Thursday, October 3, 2024

Midnight in Paris

Another relatively recent movie that I've got on my DVR from when it showed up in TCM's 31 Days of Oscar is Woody Allen's Midnight in Paris.

The movie starts off with an extended, dialogue-free montage of Paris. Then, when the opening credit show up, they're accompanied by a dialogue by an engaged couple, Gil (Owen Wilson) and Inez (Rachel McAdams). Gil is a screenwriter who seems to be more in love with the city of Paris than he is with Inez, and would love to stay in Paris to work on his novel. They're on a vacation with Inez' parents, as Dad is on a working holiday. When they're at a restaurant, who walks in but two of Inez' old friends, Paul and his wife Carol. Paul and Carol, whom Gil doesn't know at all, are there because Paul has been asked to lecture at the Sorbonne, and they invite Gil and Inez to go with them to Versailles the next day, which is another source of tension between them.

The conflict continues, until one evening at a restaurant. It's a late evening, and Paul, Carol, and Inez want to take a taxi back to the hotel. Gil, however, is so in love with the city that he'd rather walk back to the hotel and soak in the atmosphere. While Paul is on one of the narrow streets, a vintage car pulls up and the passengers invite Gil to get in with him. Eventually Gil does, and the car takes all of them to a bar that seems like it's as out of the past as the old vintage car that drove them there is. Everybody else is dressed like they're from the 1920s, and old Cole Porter songs are playing.

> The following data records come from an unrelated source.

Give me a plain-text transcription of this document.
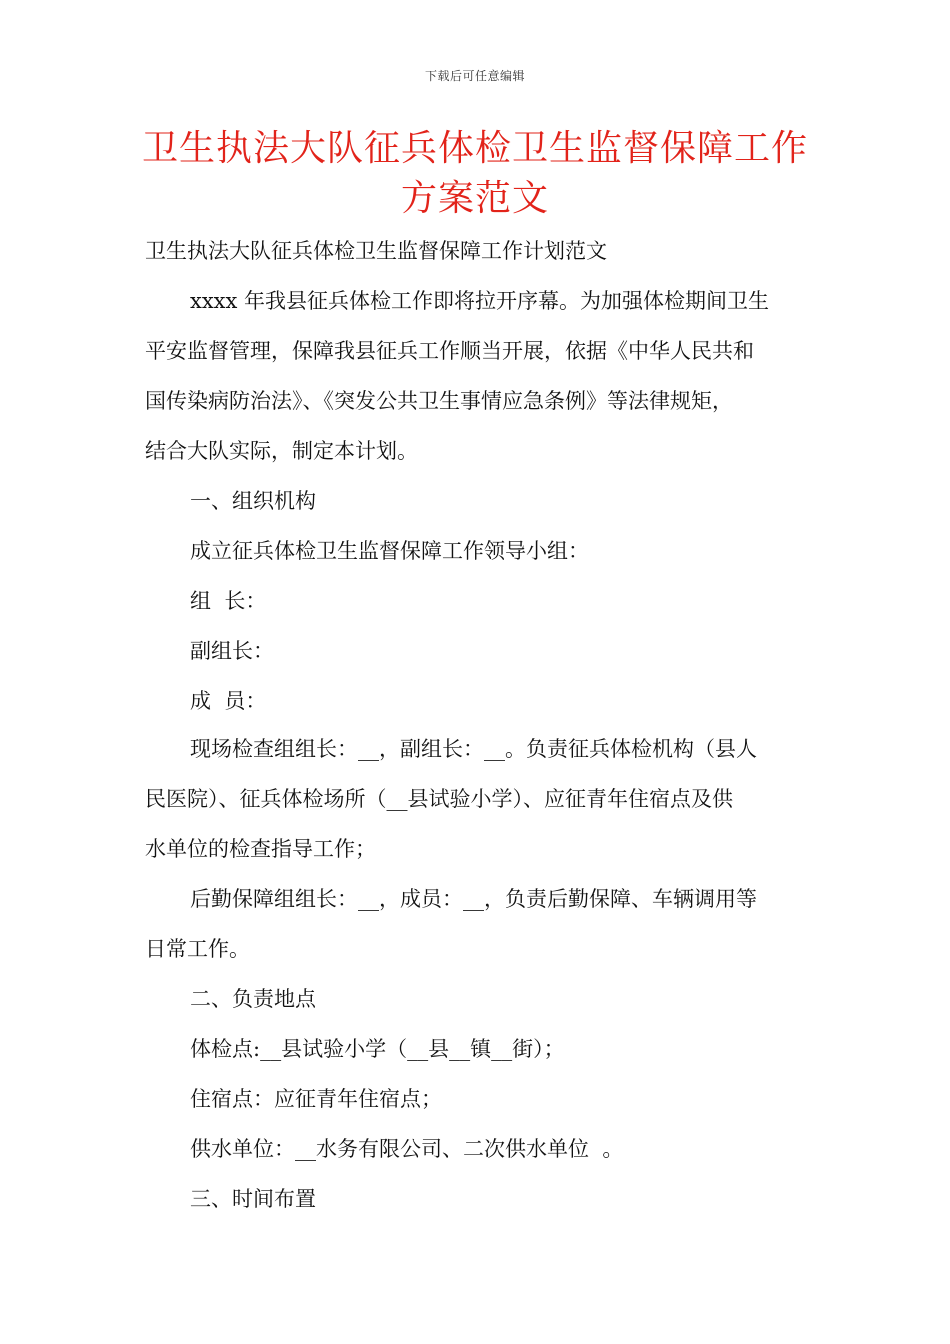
下载后可任意编辑
卫生执法大队征兵体检卫生监督保障工作
方案范文

卫生执法大队征兵体检卫生监督保障工作计划范文

xxxx 年我县征兵体检工作即将拉开序幕。为加强体检期间卫生

平安监督管理，保障我县征兵工作顺当开展，依据《中华人民共和

国传染病防治法》、《突发公共卫生事情应急条例》等法律规矩，

结合大队实际，制定本计划。

一、组织机构

成立征兵体检卫生监督保障工作领导小组：

组  长：

副组长：

成  员：

现场检查组组长：__，副组长：__。负责征兵体检机构（县人

民医院）、征兵体检场所（__县试验小学）、应征青年住宿点及供

水单位的检查指导工作；

后勤保障组组长：__，成员：__，负责后勤保障、车辆调用等

日常工作。

二、负责地点

体检点:__县试验小学（__县__镇__街）；

住宿点：应征青年住宿点；

供水单位：__水务有限公司、二次供水单位  。

三、时间布置
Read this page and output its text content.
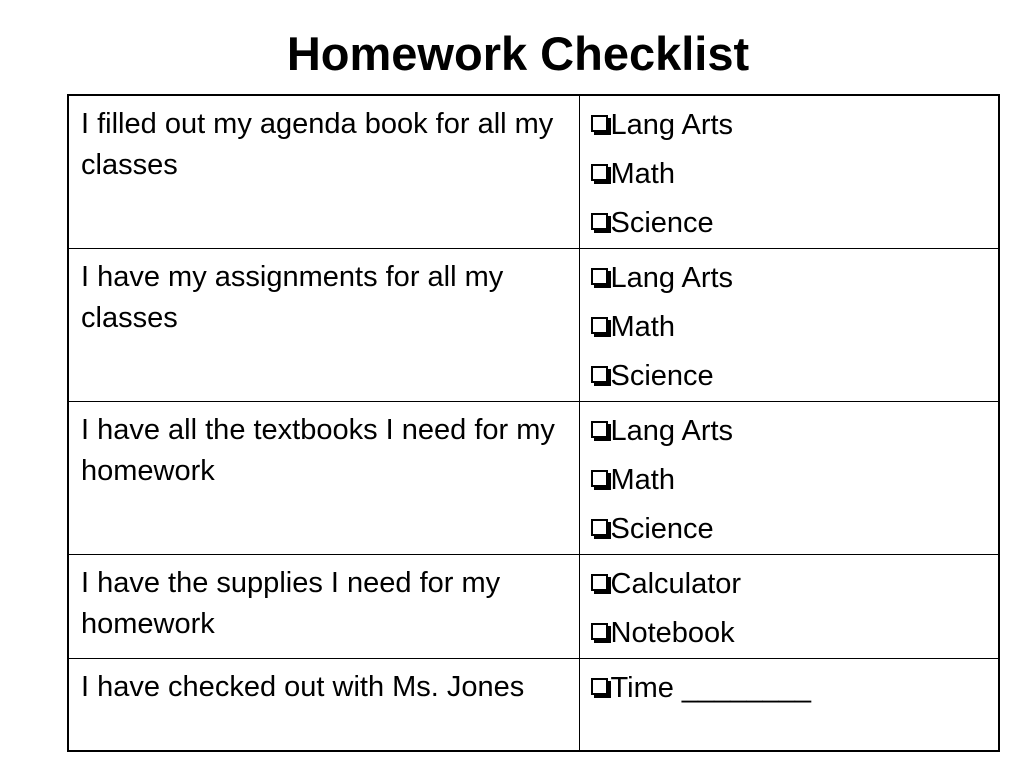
Homework Checklist
I filled out my agenda book for all my classes	Lang Arts
Math
Science

I have my assignments for all my classes	Lang Arts
Math
Science

I have all the textbooks I need for my homework	Lang Arts
Math
Science

I have the supplies I need for my homework	Calculator
Notebook

I have checked out with Ms. Jones	Time ________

And then Gil notices that the pianist looks surprisingly like Cole Porter himself. Surely that can't be possible, but then other similar folks from the age when the "Lost Generation" was in Paris show up, starting with Zelda and F. Scott Fitzgerald. Obviously, this confuses Gil greatly, since he's from 2010 and there's no way this can possibly actually be the 1920s, no matter how much they drop names like Pablo Picasso, Gertrude Stein (Kathy Bates), and Salvador Dali (Adrien Brody). Perhaps somehow, Gil really has been transported to the 1920s.

This is all exceedingly complicated for poor Gil, since there's no way anybody's going to believe that he spent a night in the 1920s. And when does he get sleep anyway? F. Scott Fitzgerald introduces Gil to Ernest Hemingway, who offers to share Gil's manuscript with Gertrude Stein. But as Gil leaves the building, he finds it's no longer a 1920s building.

At least, not until the following midnight. He gets picked up again, and this time meets Picasso's mistress Adriana (Marion Cotillard), who starts a relationship with him and like Gil has an interest in the past. Except of course, the past for Adriana is a different past than for Gil. And how is Gil going to resolve his relationships with everybody back in 2010?

Midnight in Paris was for me, a charming little movie. Sure, it's unrealistic, but the movie makes no pretense of being grounded in reality. It's just a fun little story that to me didn't feel like it was trying to do anything profound. Just sit back and enjoy this little fantasy.